The list goes on from here. The point is, people are using their phones for everything. Young people, low income people, and people of color are particularly more likely to rely on their phone as the only, or at least most dependable, form of internet access. Even individuals who have access to the internet through computers at home are consuming a great deal of content through their phones.
We can’t be serious about reaching people where they are if we’re not also serious about building content to be consumed on mobile devices. Hopefully by now you’ve realized that some things that look good on a computer screen don’t translate well to mobile devices. We’ve got to finally let go of the era of web sites that throw in the proverbial kitchen sink. Your web site doesn’t need background music, falling snowflakes, thousands of frilly swooshes, and seventeen columns of text.
When I went looking for a design for this blog (which I was able to do for literally $0, by the way), I knew I had to find something that would work for mobile. Every design that I seriously considered was tested on my phone. If it wasn’t easy to consume, it dropped from consideration. I did this because I know that most of my audience will read my contend on their phone. If it’s not easy for the to read, they’ll move on.
One more thing: organizations, especially big brands and churches, love to talk about wanting to reach young people. If you say this but mobile isn’t a real consideration in your internet strategy, you’re putting yourself at a serious disadvantage. According to Neilson, 70% of 13-17 year olds and 79% of 18-24 year olds have a smartphone. You’d have to be either really crazy or terribly resource starved not to build for mobile with numbers that high.
What Should We Do?
So, here are my recommendations for simple, realistic things you can do to be relevant in a mobile world:
- Have a responsive website. Most of us can’t afford to pay a designer thousands of dollars for a slick web site that shape-shifts when used on a phone. Thankfully, easy-to-use templates for these kinds of sites exist for free. Premium templates that make you look like a design genius can be had for under $100.
- Use social media. What, exactly, are people doing on their phones? Social media is a big chunk of content for a lot of people. Don’t be absent from that space. Remember, for people to see your social
- media presence, you have to actually post content.
- Use video. This is not as easy as the two suggestions above, but, depending on the type of content you want to make, it’s not as hard as you may think. Based on the statistics, there’s a good chance you have a smartphone, and these days most of them come with a half decent camera. Use it.
- Explore a text messaging service.
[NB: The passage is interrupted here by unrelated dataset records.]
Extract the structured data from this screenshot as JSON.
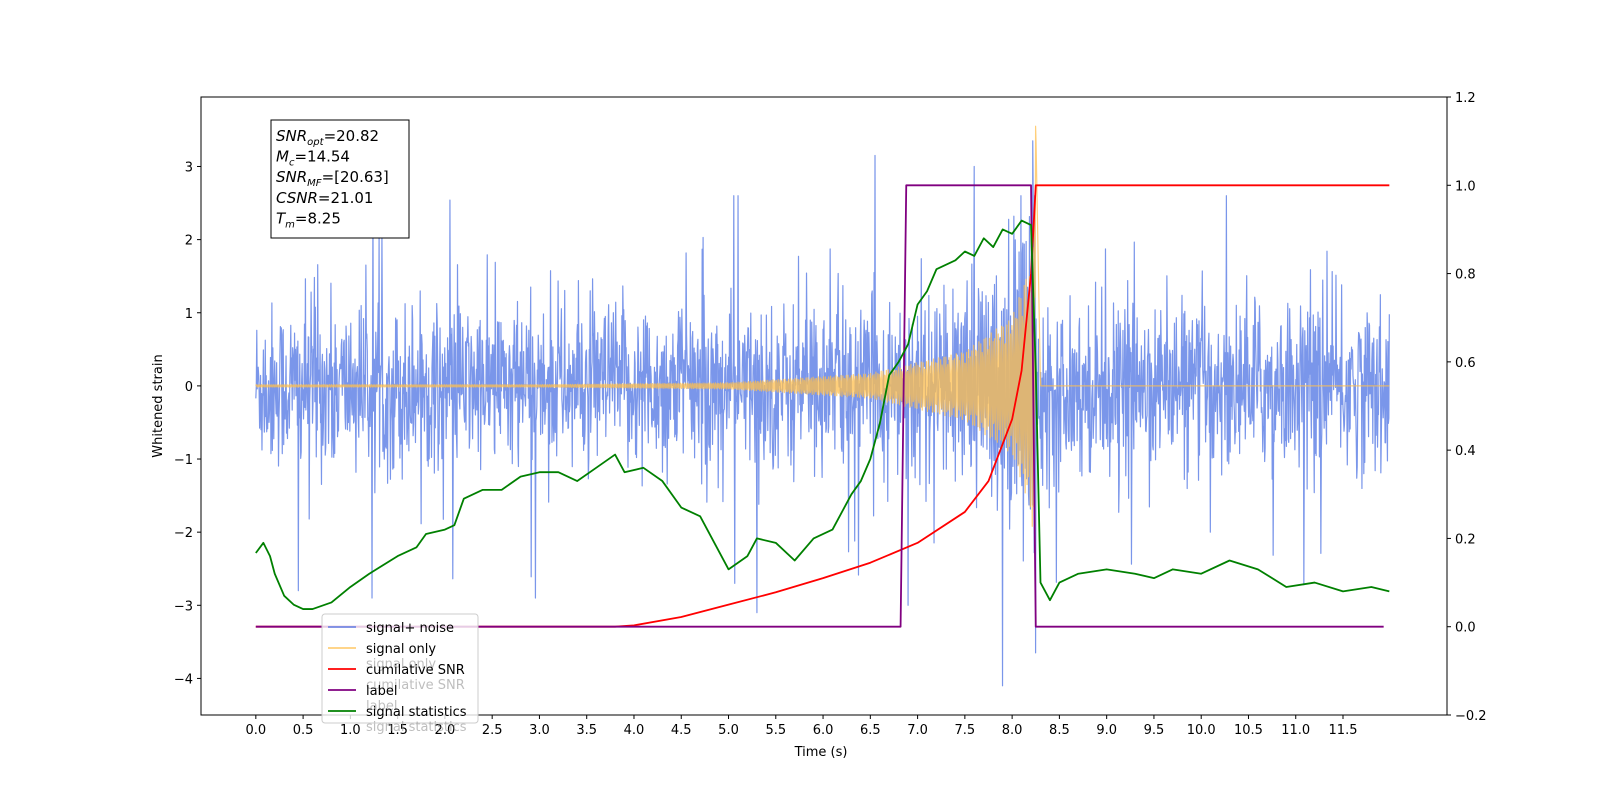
{
  "chart_data": {
    "type": "line",
    "title": "",
    "xlabel": "Time (s)",
    "ylabel": "Whitened strain",
    "xlim": [
      -0.58,
      12.6
    ],
    "ylim": [
      -4.5,
      3.95
    ],
    "y2lim": [
      -0.2,
      1.2
    ],
    "x_ticks": [
      0.0,
      0.5,
      1.0,
      1.5,
      2.0,
      2.5,
      3.0,
      3.5,
      4.0,
      4.5,
      5.0,
      5.5,
      6.0,
      6.5,
      7.0,
      7.5,
      8.0,
      8.5,
      9.0,
      9.5,
      10.0,
      10.5,
      11.0,
      11.5
    ],
    "x_tick_labels": [
      "0.0",
      "0.5",
      "1.0",
      "1.5",
      "2.0",
      "2.5",
      "3.0",
      "3.5",
      "4.0",
      "4.5",
      "5.0",
      "5.5",
      "6.0",
      "6.5",
      "7.0",
      "7.5",
      "8.0",
      "8.5",
      "9.0",
      "9.5",
      "10.0",
      "10.5",
      "11.0",
      "11.5"
    ],
    "y_ticks": [
      3,
      2,
      1,
      0,
      -1,
      -2,
      -3,
      -4
    ],
    "y_tick_labels": [
      "3",
      "2",
      "1",
      "0",
      "−1",
      "−2",
      "−3",
      "−4"
    ],
    "y2_ticks": [
      1.2,
      1.0,
      0.8,
      0.6,
      0.4,
      0.2,
      0.0,
      -0.2
    ],
    "y2_tick_labels": [
      "1.2",
      "1.0",
      "0.8",
      "0.6",
      "0.4",
      "0.2",
      "0.0",
      "−0.2"
    ],
    "grid": false,
    "legend_position": "bottom-left",
    "annotation": [
      {
        "base": "SNR",
        "sub": "opt",
        "value": "=20.82"
      },
      {
        "base": "M",
        "sub": "c",
        "value": "=14.54"
      },
      {
        "base": "SNR",
        "sub": "MF",
        "value": "=[20.63]"
      },
      {
        "base": "CSNR",
        "sub": "",
        "value": "=21.01"
      },
      {
        "base": "T",
        "sub": "m",
        "value": "=8.25"
      }
    ],
    "series": [
      {
        "name": "signal+ noise",
        "axis": "left",
        "color": "#4169e1",
        "x_range": [
          0.0,
          11.99
        ],
        "noise_std": 0.55,
        "peaks": [
          {
            "x": 7.9,
            "y": -4.1
          },
          {
            "x": 8.22,
            "y": 3.35
          },
          {
            "x": 8.25,
            "y": -3.65
          },
          {
            "x": 6.55,
            "y": 3.15
          },
          {
            "x": 7.6,
            "y": 3.0
          },
          {
            "x": 0.45,
            "y": -2.8
          },
          {
            "x": 5.3,
            "y": -3.1
          },
          {
            "x": 6.9,
            "y": -3.0
          }
        ]
      },
      {
        "name": "signal only",
        "axis": "left",
        "color": "#ffbf4d",
        "x_range": [
          0.0,
          11.99
        ],
        "merger_time": 8.25,
        "merger_peak": 3.55,
        "envelope": [
          [
            3.0,
            0.02
          ],
          [
            5.0,
            0.05
          ],
          [
            6.5,
            0.2
          ],
          [
            7.5,
            0.55
          ],
          [
            8.0,
            1.1
          ],
          [
            8.2,
            2.0
          ],
          [
            8.25,
            3.55
          ]
        ]
      },
      {
        "name": "cumilative SNR",
        "axis": "right",
        "color": "#ff0000",
        "points": [
          [
            0.0,
            0.0
          ],
          [
            3.8,
            0.0
          ],
          [
            4.0,
            0.003
          ],
          [
            4.5,
            0.022
          ],
          [
            5.0,
            0.05
          ],
          [
            5.5,
            0.078
          ],
          [
            6.0,
            0.11
          ],
          [
            6.5,
            0.145
          ],
          [
            7.0,
            0.19
          ],
          [
            7.5,
            0.26
          ],
          [
            7.75,
            0.33
          ],
          [
            8.0,
            0.47
          ],
          [
            8.1,
            0.58
          ],
          [
            8.2,
            0.8
          ],
          [
            8.25,
            1.0
          ],
          [
            11.99,
            1.0
          ]
        ]
      },
      {
        "name": "label",
        "axis": "right",
        "color": "#800080",
        "points": [
          [
            0.0,
            0.0
          ],
          [
            6.82,
            0.0
          ],
          [
            6.88,
            1.0
          ],
          [
            8.2,
            1.0
          ],
          [
            8.25,
            0.0
          ],
          [
            11.93,
            0.0
          ]
        ]
      },
      {
        "name": "signal statistics",
        "axis": "right",
        "color": "#008000",
        "points": [
          [
            0.0,
            0.167
          ],
          [
            0.08,
            0.19
          ],
          [
            0.15,
            0.16
          ],
          [
            0.2,
            0.12
          ],
          [
            0.3,
            0.07
          ],
          [
            0.4,
            0.05
          ],
          [
            0.5,
            0.04
          ],
          [
            0.6,
            0.04
          ],
          [
            0.8,
            0.055
          ],
          [
            1.0,
            0.09
          ],
          [
            1.2,
            0.12
          ],
          [
            1.5,
            0.16
          ],
          [
            1.7,
            0.18
          ],
          [
            1.8,
            0.21
          ],
          [
            2.0,
            0.22
          ],
          [
            2.1,
            0.23
          ],
          [
            2.2,
            0.29
          ],
          [
            2.4,
            0.31
          ],
          [
            2.6,
            0.31
          ],
          [
            2.8,
            0.34
          ],
          [
            3.0,
            0.35
          ],
          [
            3.2,
            0.35
          ],
          [
            3.4,
            0.33
          ],
          [
            3.6,
            0.36
          ],
          [
            3.8,
            0.39
          ],
          [
            3.9,
            0.35
          ],
          [
            4.1,
            0.36
          ],
          [
            4.3,
            0.33
          ],
          [
            4.5,
            0.27
          ],
          [
            4.7,
            0.25
          ],
          [
            5.0,
            0.13
          ],
          [
            5.2,
            0.16
          ],
          [
            5.3,
            0.2
          ],
          [
            5.5,
            0.19
          ],
          [
            5.7,
            0.15
          ],
          [
            5.9,
            0.2
          ],
          [
            6.1,
            0.22
          ],
          [
            6.3,
            0.3
          ],
          [
            6.4,
            0.33
          ],
          [
            6.5,
            0.38
          ],
          [
            6.6,
            0.46
          ],
          [
            6.7,
            0.57
          ],
          [
            6.8,
            0.6
          ],
          [
            6.9,
            0.64
          ],
          [
            7.0,
            0.73
          ],
          [
            7.1,
            0.76
          ],
          [
            7.2,
            0.81
          ],
          [
            7.4,
            0.83
          ],
          [
            7.5,
            0.85
          ],
          [
            7.6,
            0.84
          ],
          [
            7.7,
            0.88
          ],
          [
            7.8,
            0.86
          ],
          [
            7.9,
            0.9
          ],
          [
            8.0,
            0.89
          ],
          [
            8.1,
            0.92
          ],
          [
            8.2,
            0.91
          ],
          [
            8.25,
            0.58
          ],
          [
            8.3,
            0.1
          ],
          [
            8.4,
            0.06
          ],
          [
            8.5,
            0.1
          ],
          [
            8.7,
            0.12
          ],
          [
            9.0,
            0.13
          ],
          [
            9.3,
            0.12
          ],
          [
            9.5,
            0.11
          ],
          [
            9.7,
            0.13
          ],
          [
            10.0,
            0.12
          ],
          [
            10.3,
            0.15
          ],
          [
            10.6,
            0.13
          ],
          [
            10.9,
            0.09
          ],
          [
            11.2,
            0.1
          ],
          [
            11.5,
            0.08
          ],
          [
            11.8,
            0.09
          ],
          [
            11.99,
            0.08
          ]
        ]
      }
    ],
    "legend_ghost_text": [
      "signal only",
      "cumilative SNR",
      "label",
      "signal statistics"
    ]
  }
}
Honestly, unless you’re ESPN or NBC News or some outfit like that, how many people are going to check your website every day or even weekly or monthly? Text messages allow you to directly contact your audience.
- Explore developing a mobile app. Not everyone needs an app, but some organizations do. It may not be cheap, it may not be easy, but it’s something to think about as a potential long-term goal.
Even a genius like me doesn’t know everything. What other strategies would you suggest to help an organization be relevant in a mobile world?